It’s Saturday which means it’s time to share another of my favorite holiday cookies!
In the same way it’s not Christmas without Pinwheels, it’s not Christmas without Fudgey Chocolate Crinkle Cookies!
These fudgey and tender, brownie-like cookies look like little snow-capped mountains and are the perfect match for a tall glass of milk.
You might want to hide some away, though, because they tend to go fast!
Fudgey Chocolate Crinkle Cookies
Whisk 2 cups of flour, 2 teaspoons baking powder and 1/2 teaspoon of salt together and set aside.
Chop up four one-ounce unsweetened chocolate baking squares (I use Baker’s brand).
Cook’s Note: You can substitute 1 tablespoon of unsweetened baking cocoa mixed with 1 Tablespoon of vegetable oil for each chocolate square, but the results aren’t as tender or rich in chocolatey flavor.
Dump chocolate into a microwave-safe bowl and microwave on high for 30 seconds. Stir the chocolate and heat again for 30 seconds.
Repeat this until chocolate is almost all melted.
It is very easy to burn chocolate in the microwave, so it’s okay if you still have lumps. Just stir them until they melt.
Pour the chocolate into a large mixing bowl along with 2 cups sugar and 1/2 cups vegetable oil.
Whisk until smooth. Then add 2 teaspoons of real vanilla. (No icky imitation stuff.)
Beat 4 eggs in one at a time until each is fully incorporated.
Stir in your flour mixture until well-combined.
The dough will be very loose, almost like brownie batter.
Cover bowl with plastic wrap and chill for several hours or overnight.
Roll dough into 1-inch balls and then roll in powdered sugar. (I usually come back around and roll the balls again for a super-white finish.)
Cook’s Note: Spray your palms with cooking spray to prevent them from getting sticky and gloppy while rolling the balls.
Place balls on a parchment-lined sheet.
Bake in a 350-degree oven for 10-12 minutes or until the edges are slightly firm but the tops are still poufy and soft.
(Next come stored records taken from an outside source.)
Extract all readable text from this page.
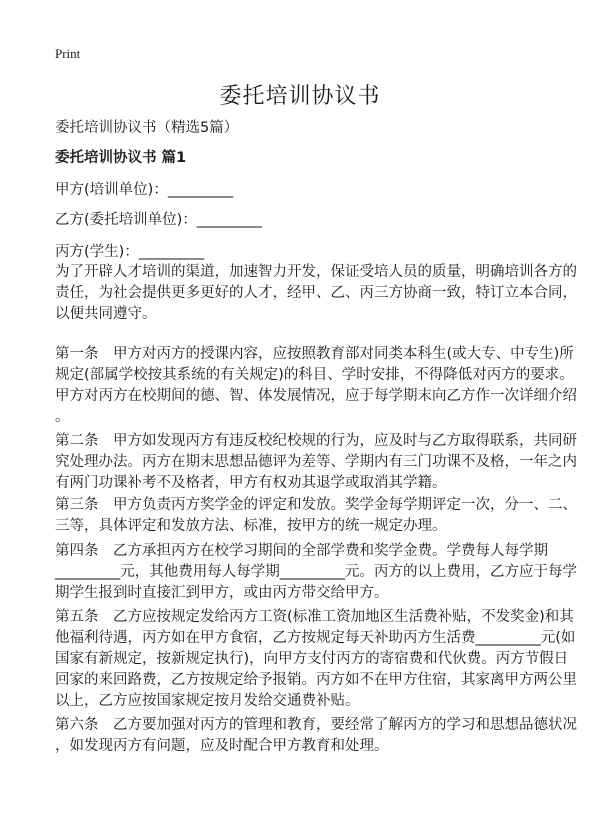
Print
委托培训协议书
委托培训协议书（精选5篇）
委托培训协议书 篇1
甲方(培训单位)：_________
乙方(委托培训单位)：_________
丙方(学生)：_________
为了开辟人才培训的渠道，加速智力开发，保证受培人员的质量，明确培训各方的
责任，为社会提供更多更好的人才，经甲、乙、丙三方协商一致，特订立本合同，
以便共同遵守。
第一条　甲方对丙方的授课内容，应按照教育部对同类本科生(或大专、中专生)所
规定(部属学校按其系统的有关规定)的科目、学时安排，不得降低对丙方的要求。
甲方对丙方在校期间的德、智、体发展情况，应于每学期末向乙方作一次详细介绍
。
第二条　甲方如发现丙方有违反校纪校规的行为，应及时与乙方取得联系，共同研
究处理办法。丙方在期末思想品德评为差等、学期内有三门功课不及格，一年之内
有两门功课补考不及格者，甲方有权劝其退学或取消其学籍。
第三条　甲方负责丙方奖学金的评定和发放。奖学金每学期评定一次，分一、二、
三等，具体评定和发放方法、标准，按甲方的统一规定办理。
第四条　乙方承担丙方在校学习期间的全部学费和奖学金费。学费每人每学期
_________元，其他费用每人每学期_________元。丙方的以上费用，乙方应于每学
期学生报到时直接汇到甲方，或由丙方带交给甲方。
第五条　乙方应按规定发给丙方工资(标准工资加地区生活费补贴，不发奖金)和其
他福利待遇，丙方如在甲方食宿，乙方按规定每天补助丙方生活费_________元(如
国家有新规定，按新规定执行)，向甲方支付丙方的寄宿费和代伙费。丙方节假日
回家的来回路费，乙方按规定给予报销。丙方如不在甲方住宿，其家离甲方两公里
以上，乙方应按国家规定按月发给交通费补贴。
第六条　乙方要加强对丙方的管理和教育，要经常了解丙方的学习和思想品德状况
，如发现丙方有问题，应及时配合甲方教育和处理。
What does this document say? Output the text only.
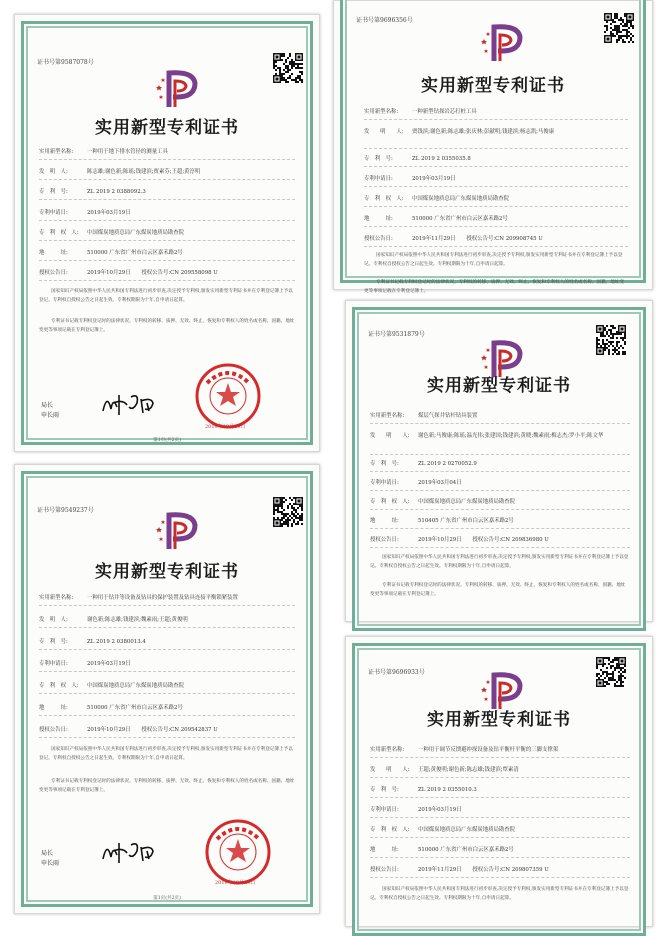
证书号第9587078号
实用新型专利证书
实用新型名称:	一种用于地下排水管径的测量工具
发　明　人:	陈志雄;谢色新;陈瑶;钱建滨;贾素芬;王超;黄淳明
专　利　号:	ZL 2019 2 0388092.3
专利申请日:	2019年03月19日
专　利　权　人: 中国煤炭地质总局广东煤炭地质局勘查院
地　　　址:	510000 广东省广州市白云区嘉禾路2号
授权公告日:	2019年10月29日　　授权公告号:CN 209558098 U
国家知识产权局依照中华人民共和国专利法进行初步审查,决定授予专利权,颁发实用新型专利证书并在专利登记簿上予以登记。专利权自授权公告之日起生效。专利权期限为十年,自申请日起算。
专利证书记载专利权登记时的法律状况。专利权的转移、质押、无效、终止、恢复和专利权人的姓名或名称、国籍、地址变更等事项记载在专利登记簿上。
局长
申长雨
2019年10月29日
第1页(共2页)
证书号第9696356号
实用新型专利证书
实用新型名称:	一种新型钻探岩芯打桩工具
发　　明　　人: 贾钱滨;谢色新;陈志雄;张庆林;彭献明;钱建滨;杨志凯;马俊康
专　利　号:	ZL 2019 2 0355035.8
专利申请日:	2019年03月19日
专　利　权　人: 中国煤炭地质总局广东煤炭地质局勘查院
地　　　址:	510000 广东省广州市白云区嘉禾路2号
授权公告日:	2019年11月29日　　授权公告号:CN 209908745 U
国家知识产权局依照中华人民共和国专利法进行初步审查,决定授予专利权,颁发实用新型专利证书并在专利登记簿上予以登记。专利权自授权公告之日起生效。专利权期限为十年,自申请日起算。
专利证书记载专利权登记时的法律状况。专利权的转移、质押、无效、终止、恢复和专利权人的姓名或名称、国籍、地址变更等事项记载在专利登记簿上。
证书号第9531879号
实用新型专利证书
实用新型名称:	煤层气探井钻杆钻具装置
发　　明　　人: 谢色新;马俊康;陈瑶;温光伟;张建国;钱建滨;黄晓;魏素雨;梅志杰;罗小平;陈文华
专　利　号:	ZL 2019 2 0270052.9
专利申请日:	2019年03月04日
专　利　权　人: 中国煤炭地质总局广东煤炭地质局勘查院
地　　　址:	510405 广东省广州市白云区嘉禾路2号
授权公告日:	2019年10月29日　　授权公告号:CN 209836980 U
国家知识产权局依照中华人民共和国专利法进行初步审查,决定授予专利权,颁发实用新型专利证书并在专利登记簿上予以登记。专利权自授权公告之日起生效。专利权期限为十年,自申请日起算。
专利证书记载专利权登记时的法律状况。专利权的转移、质押、无效、终止、恢复和专利权人的姓名或名称、国籍、地址变更等事项记载在专利登记簿上。
证书号第9549237号
实用新型专利证书
实用新型名称:	一种用于钻井等设备及钻具的保护装置及钻具连接平衡锁紧装置
发　明　人:	谢色新;陈志雄;钱建滨;魏素雨;王超;黄俊明
专　利　号:	ZL 2019 2 0380013.4
专利申请日:	2019年03月19日
专　利　权　人: 中国煤炭地质总局广东煤炭地质局勘查院
地　　　址:	510000 广东省广州市白云区嘉禾路2号
授权公告日:	2019年10月29日　　授权公告号:CN 209542837 U
国家知识产权局依照中华人民共和国专利法进行初步审查,决定授予专利权,颁发实用新型专利证书并在专利登记簿上予以登记。专利权自授权公告之日起生效。专利权期限为十年,自申请日起算。
专利证书记载专利权登记时的法律状况。专利权的转移、质押、无效、终止、恢复和专利权人的姓名或名称、国籍、地址变更等事项记载在专利登记簿上。
局长
申长雨
2019年10月29日
第1页(共2页)
证书号第9696933号
实用新型专利证书
实用新型名称:	一种用于调节反馈避冲探设备及钻平衡杆平衡的三脚支撑架
发　　明　　人: 王超;黄俊明;谢色新;陈志雄;钱建滨;覃素清
专　利　号:	ZL 2019 2 0355010.3
专利申请日:	2019年03月19日
专　利　权　人: 中国煤炭地质总局广东煤炭地质局勘查院
地　　　址:	510000 广东省广州市白云区嘉禾路2号
授权公告日:	2019年11月29日　　授权公告号:CN 209807359 U
国家知识产权局依照中华人民共和国专利法进行初步审查,决定授予专利权,颁发实用新型专利证书并在专利登记簿上予以登记。专利权自授权公告之日起生效。专利权期限为十年,自申请日起算。
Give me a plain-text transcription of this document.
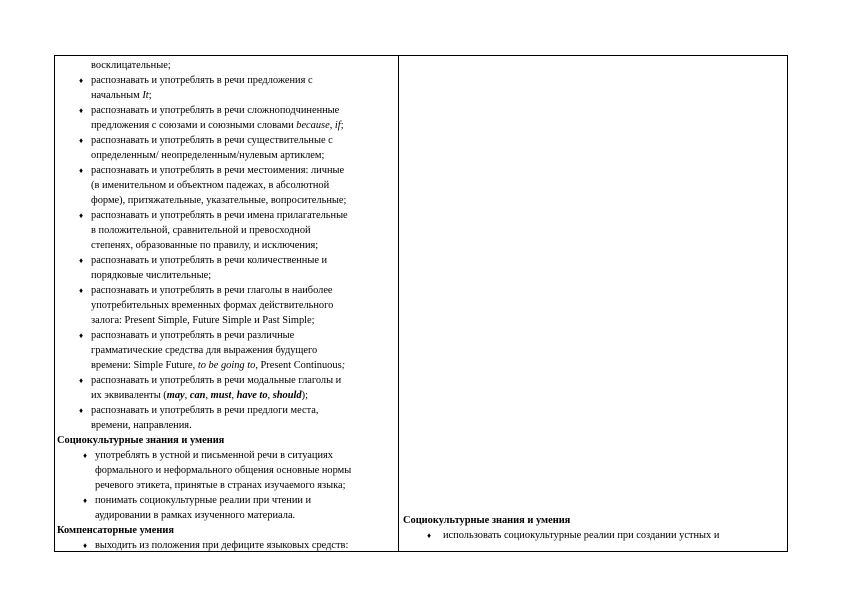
восклицательные;
♦ распознавать и употреблять в речи предложения с
начальным It;
♦ распознавать и употреблять в речи сложноподчиненные
предложения с союзами и союзными словами because, if;
♦ распознавать и употреблять в речи существительные с
определенным/ неопределенным/нулевым артиклем;
♦ распознавать и употреблять в речи местоимения: личные
(в именительном и объектном падежах, в абсолютной
форме), притяжательные, указательные, вопросительные;
♦ распознавать и употреблять в речи имена прилагательные
в положительной, сравнительной и превосходной
степенях, образованные по правилу, и исключения;
♦ распознавать и употреблять в речи количественные и
порядковые числительные;
♦ распознавать и употреблять в речи глаголы в наиболее
употребительных временных формах действительного
залога: Present Simple, Future Simple и Past Simple;
♦ распознавать и употреблять в речи различные
грамматические средства для выражения будущего
времени: Simple Future, to be going to, Present Continuous;
♦ распознавать и употреблять в речи модальные глаголы и
их эквиваленты (may, can, must, have to, should);
♦ распознавать и употреблять в речи предлоги места,
времени, направления.
Социокультурные знания и умения
♦ употреблять в устной и письменной речи в ситуациях
формального и неформального общения основные нормы
речевого этикета, принятые в странах изучаемого языка;
♦ понимать социокультурные реалии при чтении и
аудировании в рамках изученного материала.
Компенсаторные умения
♦ выходить из положения при дефиците языковых средств:
Социокультурные знания и умения
♦ использовать социокультурные реалии при создании устных и
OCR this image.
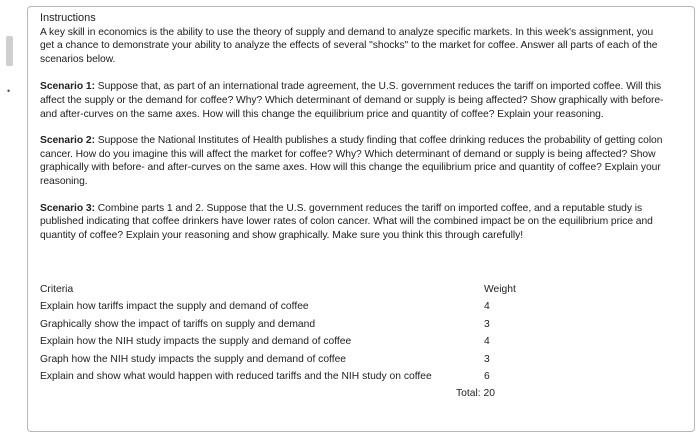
•
Instructions

A key skill in economics is the ability to use the theory of supply and demand to analyze specific markets. In this week's assignment, you get a chance to demonstrate your ability to analyze the effects of several "shocks" to the market for coffee. Answer all parts of each of the scenarios below.

Scenario 1: Suppose that, as part of an international trade agreement, the U.S. government reduces the tariff on imported coffee. Will this affect the supply or the demand for coffee? Why? Which determinant of demand or supply is being affected? Show graphically with before- and after-curves on the same axes. How will this change the equilibrium price and quantity of coffee? Explain your reasoning.

Scenario 2: Suppose the National Institutes of Health publishes a study finding that coffee drinking reduces the probability of getting colon cancer. How do you imagine this will affect the market for coffee? Why? Which determinant of demand or supply is being affected? Show graphically with before- and after-curves on the same axes. How will this change the equilibrium price and quantity of coffee? Explain your reasoning.

Scenario 3: Combine parts 1 and 2. Suppose that the U.S. government reduces the tariff on imported coffee, and a reputable study is published indicating that coffee drinkers have lower rates of colon cancer. What will the combined impact be on the equilibrium price and quantity of coffee? Explain your reasoning and show graphically. Make sure you think this through carefully!

Criteria	Weight
Explain how tariffs impact the supply and demand of coffee	4
Graphically show the impact of tariffs on supply and demand	3
Explain how the NIH study impacts the supply and demand of coffee	4
Graph how the NIH study impacts the supply and demand of coffee	3
Explain and show what would happen with reduced tariffs and the NIH study on coffee	6
Total: 20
Cook’s Note: Do not overbake or the powdered sugar will discolor and the chocolate will taste burnt.
Cool completely and store in an air-tight container.
I made these fudgey chocolate crinkle cookies two days ago. And then I ate them. (Don’t worry, though. I had [some] help.)
Now they are all gone. I will have to remedy that….
What is your favorite chocolatey Christmas treat?
Here are some more great recipes from my friends!
by A Bright and Beautiful Life
by Simply Domestic
by Create & Babble
by Red Cottage Chronicles
- 2 cups flour
- 2 teaspoon baking powder
- 1/2 teaspoon salt
- 4 1-ounce squares of unsweetened baking chocolate (like Baker’s)
- 1/2 cup vegetable oil
- 2 cups sugar
- 4 large eggs, room temperature
- 2 teaspoons vanilla
- Powdered sugar
- Whisk flour, baking powder and salt together until well combined. Set aside.
- Chop chocolate into small pieces with a sharp knife and dump into a microwave safe bowl. Melt chocolate on high for 30 seconds. Stir and heat another 30 seconds. Repeat until chocolate is melted. Do not burn chocolate.
- In a large mixing bowl, add your chocolate, vegetable oil and sugar. Mix well. Add eggs one at a time along with vanilla. Beat until smooth.
- Stir in flour mixture and mix until well incorporated. Dough will be like a loose batter.
- Cover bowl with plastic wrap and chill for several hours until dough is stiff.
- Preheat oven for 350 degrees.
- Roll dough into 1-inch balls and roll in powdered sugar.
- Place on a parchment-lined cookie sheet and bake for 10-12 minutes until edges are slightly firm and tops are soft and poufy. Do not overbake.
- Cool completely before storing in an airtight container.